Oof, where do I even start? Perhaps the most important conceptual leap I made throughout our readings is the demystified understanding of computers. I used to look at the ubiquity of computers and software as an abstraction of culture, a creation of new cultural space, and that the singularity was imminent (I know, I’m the coolest guy there is). But now I realize that computers are utilizing our abstractions to maximize the efficiency of the different layers of abstraction. That these layers of abstractions are interfaces in themselves for how we design computers to mediate them.
I’m now looking at computers as an augmenting human technology. If the singularity ever occurs, it will not be because of advances in our computation technology exclusively, because computation is not the only thing that defines our humanness or makes consciousness possible. Rather, it encodes our inputs into a form that is computable by hardware in which we can do all sorts of fancy stuff.
It’s not surprising how pervasive dystopian narratives of computers are. When we offload so many important processes to machines (banking is a big one), skepticism is bound to arise. This idea highlights one of the biggest problems we face now with the role that computers play in culture – illiteracy with the technology (funny, because I could’ve learned this stuff at any point using a darn computer). The literacy to understand and operate the machines is the missing element in the vision of designers who conceptualized and engineered interactive computing. And furthermore, without the literacy, computers as abstract human-interaction-destroying monsters is a self-fulfilling prophecy. When our software is computing open-ended processes, it kind of seems like it’s alive or thinking. In actuality, it’s just waiting for our inputs (metaphorically speaking… right?).

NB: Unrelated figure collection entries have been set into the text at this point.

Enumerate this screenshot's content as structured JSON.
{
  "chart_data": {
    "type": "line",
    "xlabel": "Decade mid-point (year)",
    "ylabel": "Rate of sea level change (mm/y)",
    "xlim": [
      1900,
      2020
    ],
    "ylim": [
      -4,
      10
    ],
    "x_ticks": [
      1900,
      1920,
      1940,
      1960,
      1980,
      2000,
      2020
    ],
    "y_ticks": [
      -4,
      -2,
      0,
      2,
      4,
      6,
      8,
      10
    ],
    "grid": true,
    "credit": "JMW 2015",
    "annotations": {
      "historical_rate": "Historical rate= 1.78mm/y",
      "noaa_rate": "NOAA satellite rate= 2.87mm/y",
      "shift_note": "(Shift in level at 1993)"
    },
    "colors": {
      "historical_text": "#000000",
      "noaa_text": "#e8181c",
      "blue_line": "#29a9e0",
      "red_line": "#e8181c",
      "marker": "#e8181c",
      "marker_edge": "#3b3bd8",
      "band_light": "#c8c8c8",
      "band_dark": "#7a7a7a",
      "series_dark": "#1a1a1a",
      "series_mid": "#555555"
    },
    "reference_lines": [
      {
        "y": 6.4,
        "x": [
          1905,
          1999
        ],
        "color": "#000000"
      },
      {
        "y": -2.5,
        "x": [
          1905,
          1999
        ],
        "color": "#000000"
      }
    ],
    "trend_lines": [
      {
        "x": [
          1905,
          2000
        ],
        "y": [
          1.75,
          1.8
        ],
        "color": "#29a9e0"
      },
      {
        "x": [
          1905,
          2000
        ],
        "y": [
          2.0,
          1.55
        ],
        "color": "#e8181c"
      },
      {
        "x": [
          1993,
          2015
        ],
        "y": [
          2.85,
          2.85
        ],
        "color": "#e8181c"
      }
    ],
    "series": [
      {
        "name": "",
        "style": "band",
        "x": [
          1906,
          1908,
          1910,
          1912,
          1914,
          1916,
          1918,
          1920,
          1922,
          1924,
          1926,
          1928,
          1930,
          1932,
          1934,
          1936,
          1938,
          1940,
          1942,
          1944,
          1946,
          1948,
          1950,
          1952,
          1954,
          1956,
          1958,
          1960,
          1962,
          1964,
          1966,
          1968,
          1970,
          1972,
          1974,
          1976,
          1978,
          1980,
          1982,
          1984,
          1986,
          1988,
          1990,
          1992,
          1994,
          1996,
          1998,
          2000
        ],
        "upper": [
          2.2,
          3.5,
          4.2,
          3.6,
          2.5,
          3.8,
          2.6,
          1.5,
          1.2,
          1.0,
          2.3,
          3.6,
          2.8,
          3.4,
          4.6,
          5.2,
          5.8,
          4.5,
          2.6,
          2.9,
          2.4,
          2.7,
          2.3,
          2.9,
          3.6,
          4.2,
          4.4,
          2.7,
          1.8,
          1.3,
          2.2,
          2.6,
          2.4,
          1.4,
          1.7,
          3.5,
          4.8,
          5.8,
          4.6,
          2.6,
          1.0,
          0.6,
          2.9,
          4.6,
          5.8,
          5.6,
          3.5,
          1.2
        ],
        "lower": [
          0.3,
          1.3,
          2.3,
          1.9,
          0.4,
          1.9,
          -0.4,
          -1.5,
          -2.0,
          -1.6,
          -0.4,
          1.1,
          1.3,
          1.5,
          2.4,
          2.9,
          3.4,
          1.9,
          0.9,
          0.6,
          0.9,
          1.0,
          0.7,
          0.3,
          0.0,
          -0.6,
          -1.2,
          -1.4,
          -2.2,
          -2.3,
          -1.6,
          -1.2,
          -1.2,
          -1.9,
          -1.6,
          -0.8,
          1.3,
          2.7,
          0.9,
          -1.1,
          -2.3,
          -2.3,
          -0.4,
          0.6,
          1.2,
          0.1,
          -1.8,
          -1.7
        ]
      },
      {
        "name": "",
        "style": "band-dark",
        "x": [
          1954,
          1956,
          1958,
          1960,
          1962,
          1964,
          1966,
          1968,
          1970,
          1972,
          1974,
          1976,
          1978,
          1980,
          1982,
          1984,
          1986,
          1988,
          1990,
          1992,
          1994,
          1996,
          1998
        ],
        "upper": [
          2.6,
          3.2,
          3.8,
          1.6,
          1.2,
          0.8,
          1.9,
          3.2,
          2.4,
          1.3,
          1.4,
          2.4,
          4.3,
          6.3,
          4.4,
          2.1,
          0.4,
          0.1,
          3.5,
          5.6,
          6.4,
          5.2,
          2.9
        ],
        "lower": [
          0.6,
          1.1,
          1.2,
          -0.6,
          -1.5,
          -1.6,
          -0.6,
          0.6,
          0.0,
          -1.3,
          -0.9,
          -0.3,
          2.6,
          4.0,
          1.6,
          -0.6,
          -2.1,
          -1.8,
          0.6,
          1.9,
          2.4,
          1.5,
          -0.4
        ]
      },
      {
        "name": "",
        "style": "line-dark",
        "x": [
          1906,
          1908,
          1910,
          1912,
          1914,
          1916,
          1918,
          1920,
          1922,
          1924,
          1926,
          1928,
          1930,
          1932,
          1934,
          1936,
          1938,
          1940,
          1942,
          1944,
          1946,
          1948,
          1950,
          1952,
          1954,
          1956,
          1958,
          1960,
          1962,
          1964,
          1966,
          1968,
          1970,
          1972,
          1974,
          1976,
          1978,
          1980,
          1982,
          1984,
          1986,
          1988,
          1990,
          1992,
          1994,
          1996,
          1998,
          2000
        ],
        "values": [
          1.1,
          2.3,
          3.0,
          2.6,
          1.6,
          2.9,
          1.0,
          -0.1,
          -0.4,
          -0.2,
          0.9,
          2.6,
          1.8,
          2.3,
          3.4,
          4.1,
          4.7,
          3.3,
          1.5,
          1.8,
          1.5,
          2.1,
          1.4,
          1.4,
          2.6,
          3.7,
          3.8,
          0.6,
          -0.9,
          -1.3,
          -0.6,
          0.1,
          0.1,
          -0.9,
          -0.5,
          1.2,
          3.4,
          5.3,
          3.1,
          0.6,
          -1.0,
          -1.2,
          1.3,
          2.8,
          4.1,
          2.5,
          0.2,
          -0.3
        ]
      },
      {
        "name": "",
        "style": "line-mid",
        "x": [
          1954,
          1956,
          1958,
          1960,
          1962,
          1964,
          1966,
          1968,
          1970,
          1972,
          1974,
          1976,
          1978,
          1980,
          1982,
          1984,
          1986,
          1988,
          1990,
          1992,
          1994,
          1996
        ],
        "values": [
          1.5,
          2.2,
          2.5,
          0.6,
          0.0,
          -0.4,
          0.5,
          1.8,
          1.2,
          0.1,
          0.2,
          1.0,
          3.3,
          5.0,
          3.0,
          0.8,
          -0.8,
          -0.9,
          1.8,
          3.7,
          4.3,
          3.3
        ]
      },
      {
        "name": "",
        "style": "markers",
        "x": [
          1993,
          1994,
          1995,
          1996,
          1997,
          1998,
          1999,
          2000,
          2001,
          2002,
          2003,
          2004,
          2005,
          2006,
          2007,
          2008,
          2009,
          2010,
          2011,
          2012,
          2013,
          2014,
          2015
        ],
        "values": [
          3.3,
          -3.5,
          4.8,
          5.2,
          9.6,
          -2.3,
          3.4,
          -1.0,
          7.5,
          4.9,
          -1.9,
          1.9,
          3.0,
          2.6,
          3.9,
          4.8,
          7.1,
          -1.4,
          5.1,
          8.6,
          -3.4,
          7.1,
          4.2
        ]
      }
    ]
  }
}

Perhaps my favorite idea I’ve had is the idea that computing is a process that allows us to translate signs into meta-artifacts. The units of these artifacts are bits, which are themselves symbolic representations of our inputs, which are symbolic in a semiotic sense. So when we have open-source communities or teams collaborating on cloud software, we have the distributed mind manifest. It’s translated into bits and then represented in a human-perceptible way by our software. I think this idea reflects Alan Kay’s idea of symmetric authoring and consuming.
I’m also interested in exploring with the idea of phenomenological illusion in GUI and computer interface. It’s an important question to explore because we have to balance designing intuitive interfaces (as complex a problem that is in itself) with engineering a technologically literate user base. If we offload all computing processes onto our software, computers functionally are monoliths of sci-fi abstraction. Is there any way we can design computers so that interacting with them puts us in a place to reason with the computations themselves?